It’s evening and at the first-floor BJP office in the crowded market in Jetpur, party workers unwind amid the constant ringing of cellphones. The campaign is hurtling on at full speed in this part of Gujarat, which goes to polls in the second phase on December 16. “This time,” says taluka general secretary Alpeshbhai Soni, “Narendrabhai (Modi) is fighting on the plank of vikas (development).” Then he reels off figures of funds released by the Modi Government for development in this tribal-dominated area, most prominently under the ‘Van Bandhu Kalyan Yojana’.
But in Jetpur in Vadodara district, the BJP’s choice of candidate may be more evocative than its rhetoric. The party has denied the ticket to its incumbent MLA, who wrested the Pavi-Jetpur seat for the party in this Congress bastion. The Congress’s Mohansinh Rathwa had been elected MLA since 1971 for seven successive terms before he lost in 2002.

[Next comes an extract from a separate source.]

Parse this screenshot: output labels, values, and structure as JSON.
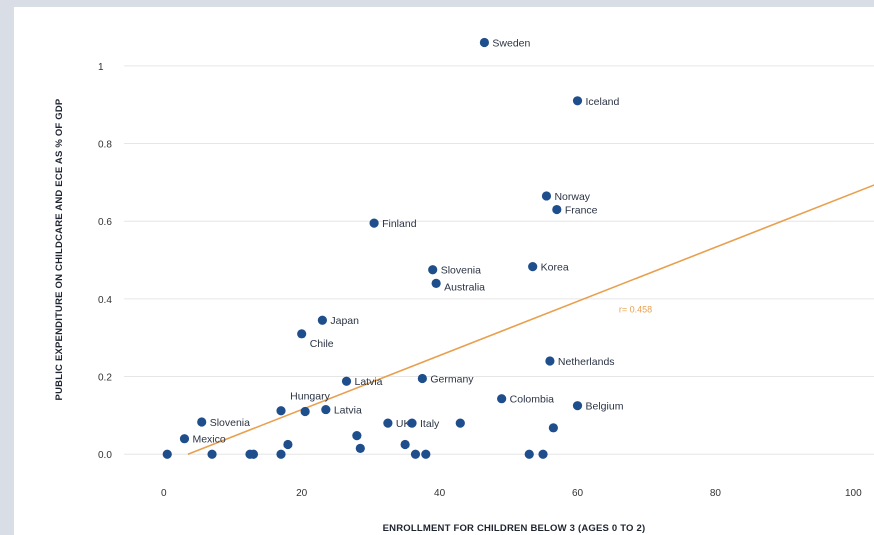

This time, the BJP candidate is a newcomer, Jayantibhai Rathwa. His calling card: he is implicated in several cases of the communal violence in 2002. “Jayantibhai helped the rioters,” says Alpeshbhai. “That’s why he is famous here, for his fight for Hindu dharma”.
The Pavi-Jetpur seat is one of the 15 seats, most of them tribal-dominated, that the BJP won in 2002, the first election after the communal violence that year. Congress and BJP workers, even the man at the tea shop will tell you that this area was awash in a Hindutva wave in 2002. The political fallout of the communal violence is said to have been particularly dramatic in two districts—Panchmahal, in which Godhra is located, and adjoining Vadodara.